I think my mind is pushing too much to the boundaries of the world. The world feels like an elastic cage, which can only bear so much expansion before it snaps. Do my fellow mass-goers in the chapel feel this dread?--the dread of being just a puff of light on an unknown floor, which can be snapped, blown away, flicked into oblivion with nary a finger. Or do they keep their minds in check and keep the horror and the angst at bay? Are all our minds careening towards the outer limits of our worlds, flinging themselves towards the cosmos' peripheries as quickly as they expand, reaching to the fringe, where all that reality fades into empty void?
It is quite difficult to make peace with reality, particularly when there exists this sun-soaked world of eschatos in the midst of war and suffering. Which one is real? How can both be?

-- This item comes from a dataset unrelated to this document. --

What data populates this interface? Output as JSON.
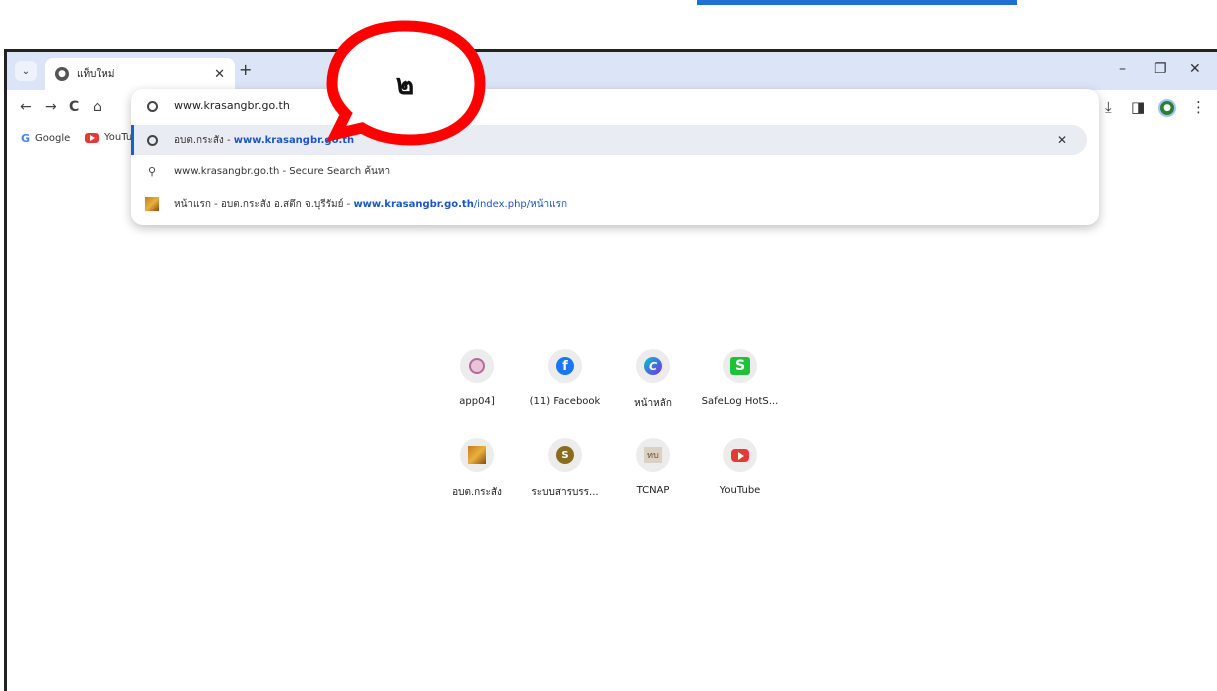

My mind is spinning into dark inside my body of prismatic light. What are the visions of our eyes but so many molecules, light, shadow, movement, deceptive in its stillness? What are our memories but records of these pathetically piecemeal past impressions? None can be trusted.
The anchor in this world of dark seems to be the Eschatos Himself, hanging, dark wooden corpse in the midst of this light chapel. He seems quite real. But is He? I see myself, a small, quivering beam of light clinging to that dark wood, praying He is the one solid anchor in a world of fleeting forms.